А, вот! Вы правы. Так я говорил: там я познакомился с Ванцером.

Он господствовал там над всеми, он притеснял всех, он не терпел возражений. Он постоянно возвышал голос, а иногда пускал в ход кулаки. Не проходило вечера, чтобы он с кем-нибудь не поссорился. Его ненавидели и боялись как тирана. Все говорили о нем со злобой, понижая голос словно заговорщики, но стоило ему появиться, как даже самые озлобленные тотчас замолкали. Более робкие улыбались ему, заискивали перед ним. Что же было в этом человеке? Я этого не знаю. За столом я сидел почти напротив него. Невольно мои глаза следили за ним постоянно. Я испытывал странное ощущение, которого я не в силах вам объяснить: это было сочетание отвращения и влечения, что-то совсем неопределенное. Тут было что-то вроде дурного глаза, которым этот сильный, сангвинический и грубый человек опутывал меня, а я и тогда был такой слабый, такой болезненный, безвольный и, по правде сказать, немного трусливый.

Однажды вечером к концу обеда завязался спор между Ванцером и неким Инглетти, место которого было рядом с моим. По свойственной ему привычке Ванцер возвысил голос и начал ругаться. Инглетти, которому вино придало смелости, не уступал ему. Я сидел почти неподвижно, опустивши глаза на тарелку, не смея поднять головы, только в желудке я начал чувствовать ужасное стеснение. Вдруг Ванцер схватил стакан и запустил его в своего противника. Он не попал в цель, и стакан разбился о мой лоб, вот здесь, где вы видите шрам. Как только я почувствовал на своем лице струю горячей крови, я потерял сознание. Когда я пришел в себя, голова моя была уже забинтована. Ванцер стоял возле меня с печальной физиономией, он обратился ко мне со словами извинения. Потом провожал меня до дому вместе с доктором, присутствовал затем при второй перевязке и пожелал остаться в моей комнате до позднего часа. Затем утром вернулся снова. После того он возвращался часто. Это было начало моего рабства.

Я чувствовал себя перед ним чем-то вроде трусливой собаки.

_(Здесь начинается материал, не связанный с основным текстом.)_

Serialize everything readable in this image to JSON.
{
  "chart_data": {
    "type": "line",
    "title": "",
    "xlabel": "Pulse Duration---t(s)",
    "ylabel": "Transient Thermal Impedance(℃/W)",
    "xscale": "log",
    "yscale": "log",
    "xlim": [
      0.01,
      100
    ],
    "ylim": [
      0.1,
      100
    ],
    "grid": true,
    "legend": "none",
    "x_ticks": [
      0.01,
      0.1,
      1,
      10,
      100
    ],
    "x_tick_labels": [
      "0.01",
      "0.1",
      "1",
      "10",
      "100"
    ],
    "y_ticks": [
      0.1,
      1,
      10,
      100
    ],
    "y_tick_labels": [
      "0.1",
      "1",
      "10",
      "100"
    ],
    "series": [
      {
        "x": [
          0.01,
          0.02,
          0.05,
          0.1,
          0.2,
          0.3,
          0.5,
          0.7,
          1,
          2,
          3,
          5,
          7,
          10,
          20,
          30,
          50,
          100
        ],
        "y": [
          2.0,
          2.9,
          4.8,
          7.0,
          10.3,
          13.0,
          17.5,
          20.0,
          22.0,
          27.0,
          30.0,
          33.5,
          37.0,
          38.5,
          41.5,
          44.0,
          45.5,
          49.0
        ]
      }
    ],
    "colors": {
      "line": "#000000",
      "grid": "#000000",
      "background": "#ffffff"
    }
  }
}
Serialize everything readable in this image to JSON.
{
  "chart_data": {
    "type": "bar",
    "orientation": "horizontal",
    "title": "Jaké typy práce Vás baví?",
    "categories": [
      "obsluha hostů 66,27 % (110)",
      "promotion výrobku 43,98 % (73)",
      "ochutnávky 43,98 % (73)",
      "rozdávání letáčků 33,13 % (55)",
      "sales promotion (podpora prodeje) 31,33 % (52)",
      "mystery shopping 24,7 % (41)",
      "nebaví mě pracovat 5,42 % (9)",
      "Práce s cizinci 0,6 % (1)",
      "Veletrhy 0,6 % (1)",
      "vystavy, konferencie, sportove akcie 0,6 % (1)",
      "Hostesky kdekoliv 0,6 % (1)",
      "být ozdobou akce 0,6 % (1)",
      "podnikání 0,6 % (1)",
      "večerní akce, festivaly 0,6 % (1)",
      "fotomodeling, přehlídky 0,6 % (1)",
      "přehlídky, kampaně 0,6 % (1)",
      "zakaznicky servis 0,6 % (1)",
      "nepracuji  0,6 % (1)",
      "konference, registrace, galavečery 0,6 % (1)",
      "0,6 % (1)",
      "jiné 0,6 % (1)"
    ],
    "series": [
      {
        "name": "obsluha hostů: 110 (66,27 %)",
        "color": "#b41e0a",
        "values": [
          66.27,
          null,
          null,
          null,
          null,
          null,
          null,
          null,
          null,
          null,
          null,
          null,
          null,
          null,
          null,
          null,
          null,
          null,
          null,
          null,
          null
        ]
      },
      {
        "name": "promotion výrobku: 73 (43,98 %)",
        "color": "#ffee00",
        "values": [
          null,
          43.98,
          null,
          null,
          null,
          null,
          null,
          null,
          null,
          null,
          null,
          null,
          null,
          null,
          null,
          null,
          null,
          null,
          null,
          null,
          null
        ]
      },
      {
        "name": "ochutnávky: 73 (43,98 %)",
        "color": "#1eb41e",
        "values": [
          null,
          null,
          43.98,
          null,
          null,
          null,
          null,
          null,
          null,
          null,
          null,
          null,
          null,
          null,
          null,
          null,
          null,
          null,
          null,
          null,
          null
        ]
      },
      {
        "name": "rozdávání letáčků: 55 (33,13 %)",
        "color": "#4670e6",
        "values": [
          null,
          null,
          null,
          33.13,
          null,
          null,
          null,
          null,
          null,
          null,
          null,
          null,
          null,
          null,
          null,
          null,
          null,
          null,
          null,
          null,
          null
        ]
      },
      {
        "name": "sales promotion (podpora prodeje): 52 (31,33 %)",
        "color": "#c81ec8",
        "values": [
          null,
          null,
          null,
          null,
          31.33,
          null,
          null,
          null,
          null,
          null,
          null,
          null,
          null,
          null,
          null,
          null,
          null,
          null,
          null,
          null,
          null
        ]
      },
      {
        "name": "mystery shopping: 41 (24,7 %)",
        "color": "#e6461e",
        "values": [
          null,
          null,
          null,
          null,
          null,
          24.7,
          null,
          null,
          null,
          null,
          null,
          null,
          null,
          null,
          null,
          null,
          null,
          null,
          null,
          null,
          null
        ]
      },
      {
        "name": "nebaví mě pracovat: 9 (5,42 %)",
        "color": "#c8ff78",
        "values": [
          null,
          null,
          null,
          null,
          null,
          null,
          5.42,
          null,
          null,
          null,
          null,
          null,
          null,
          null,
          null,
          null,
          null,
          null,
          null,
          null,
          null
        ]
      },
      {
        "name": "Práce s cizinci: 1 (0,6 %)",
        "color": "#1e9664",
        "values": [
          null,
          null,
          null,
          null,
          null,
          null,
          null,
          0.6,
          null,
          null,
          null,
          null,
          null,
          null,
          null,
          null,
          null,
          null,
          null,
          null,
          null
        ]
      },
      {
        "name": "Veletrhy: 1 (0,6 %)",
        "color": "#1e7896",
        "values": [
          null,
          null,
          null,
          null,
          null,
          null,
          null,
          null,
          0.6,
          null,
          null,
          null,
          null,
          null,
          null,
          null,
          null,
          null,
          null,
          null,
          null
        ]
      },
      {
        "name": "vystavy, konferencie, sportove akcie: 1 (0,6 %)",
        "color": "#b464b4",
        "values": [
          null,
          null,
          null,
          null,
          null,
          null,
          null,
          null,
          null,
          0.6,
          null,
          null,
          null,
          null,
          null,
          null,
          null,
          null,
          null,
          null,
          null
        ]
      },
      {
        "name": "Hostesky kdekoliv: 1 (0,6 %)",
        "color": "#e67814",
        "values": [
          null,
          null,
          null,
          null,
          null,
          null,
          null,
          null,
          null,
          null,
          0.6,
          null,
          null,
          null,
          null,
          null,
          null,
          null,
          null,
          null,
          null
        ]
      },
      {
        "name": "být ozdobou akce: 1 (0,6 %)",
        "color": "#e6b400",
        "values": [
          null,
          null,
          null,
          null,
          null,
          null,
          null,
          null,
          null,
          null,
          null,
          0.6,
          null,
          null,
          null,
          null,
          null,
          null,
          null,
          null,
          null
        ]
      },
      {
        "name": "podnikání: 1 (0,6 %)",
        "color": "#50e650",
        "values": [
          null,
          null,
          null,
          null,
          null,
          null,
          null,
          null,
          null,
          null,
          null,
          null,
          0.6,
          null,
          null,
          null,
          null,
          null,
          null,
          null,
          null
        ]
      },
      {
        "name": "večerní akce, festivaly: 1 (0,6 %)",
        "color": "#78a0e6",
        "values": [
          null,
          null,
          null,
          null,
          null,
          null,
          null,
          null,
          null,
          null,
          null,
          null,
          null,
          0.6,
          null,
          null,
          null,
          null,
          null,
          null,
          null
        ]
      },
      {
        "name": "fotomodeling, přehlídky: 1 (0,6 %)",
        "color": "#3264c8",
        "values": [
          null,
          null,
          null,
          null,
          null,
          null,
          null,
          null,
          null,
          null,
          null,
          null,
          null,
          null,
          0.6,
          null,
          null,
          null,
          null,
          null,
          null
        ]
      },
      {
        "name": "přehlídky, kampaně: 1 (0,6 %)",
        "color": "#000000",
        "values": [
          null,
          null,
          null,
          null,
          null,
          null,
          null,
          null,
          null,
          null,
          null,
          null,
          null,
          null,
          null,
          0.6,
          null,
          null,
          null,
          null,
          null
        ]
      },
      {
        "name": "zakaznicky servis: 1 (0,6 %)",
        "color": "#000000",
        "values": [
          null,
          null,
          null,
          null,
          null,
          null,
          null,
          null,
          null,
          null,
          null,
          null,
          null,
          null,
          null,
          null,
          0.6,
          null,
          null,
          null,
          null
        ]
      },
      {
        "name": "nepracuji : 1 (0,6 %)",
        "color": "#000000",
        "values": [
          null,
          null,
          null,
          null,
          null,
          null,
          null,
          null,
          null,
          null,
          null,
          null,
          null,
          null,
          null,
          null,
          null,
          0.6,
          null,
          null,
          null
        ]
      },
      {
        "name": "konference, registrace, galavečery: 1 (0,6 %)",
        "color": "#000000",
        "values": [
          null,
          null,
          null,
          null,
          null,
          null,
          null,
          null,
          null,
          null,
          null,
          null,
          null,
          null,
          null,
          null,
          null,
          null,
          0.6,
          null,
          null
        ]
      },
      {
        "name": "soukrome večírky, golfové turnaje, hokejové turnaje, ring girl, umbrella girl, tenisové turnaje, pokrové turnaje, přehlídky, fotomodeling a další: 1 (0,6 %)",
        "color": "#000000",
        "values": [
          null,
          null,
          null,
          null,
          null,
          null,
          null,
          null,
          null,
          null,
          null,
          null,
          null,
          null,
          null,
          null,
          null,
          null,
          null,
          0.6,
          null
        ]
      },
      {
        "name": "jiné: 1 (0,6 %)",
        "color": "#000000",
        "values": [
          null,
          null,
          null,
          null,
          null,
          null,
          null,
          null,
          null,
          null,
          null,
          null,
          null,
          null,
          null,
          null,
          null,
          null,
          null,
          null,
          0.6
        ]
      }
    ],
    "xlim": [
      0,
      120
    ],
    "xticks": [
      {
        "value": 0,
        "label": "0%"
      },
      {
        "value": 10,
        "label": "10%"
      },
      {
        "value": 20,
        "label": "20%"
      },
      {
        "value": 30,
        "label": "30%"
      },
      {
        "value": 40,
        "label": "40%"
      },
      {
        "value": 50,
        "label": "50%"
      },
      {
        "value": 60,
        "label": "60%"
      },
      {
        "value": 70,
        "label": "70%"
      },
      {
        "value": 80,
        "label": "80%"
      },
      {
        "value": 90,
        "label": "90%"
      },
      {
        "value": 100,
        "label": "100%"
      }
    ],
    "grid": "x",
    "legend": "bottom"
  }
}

Когда он приходил ко мне в комнату, он чувствовал себя хозяином.

Он открывал мои ящики, причесывался моим гребешком, мыл руки в моем тазу, курил мою трубку, рылся в моих бумагах, читал мои письма, уносил с собой вещи, которые ему нравились.

С каждым днем его деспотизм становился невыносимее, и с каждым днем моя душа все более осквернялась и принижалась.

У меня не оставалось и тени своей воли, я подчинился ему всецело без всякого протеста. Он уничтожил во мне малейшее чувство человеческого достоинства так, одним взмахом, с той же легкостью, как если бы вырвал мне волос.

А между тем я не сделался идиотом. Нет. Я сознавал все, что я делал, сознавал все очень ясно: свою слабость, свою гнусность и, главным образом, полнейшую невозможность выйти из-под власти этого человека.

Я не сумею вам определить, например, то глубокое и неясное чувство, которое вызывал во мне мой шрам.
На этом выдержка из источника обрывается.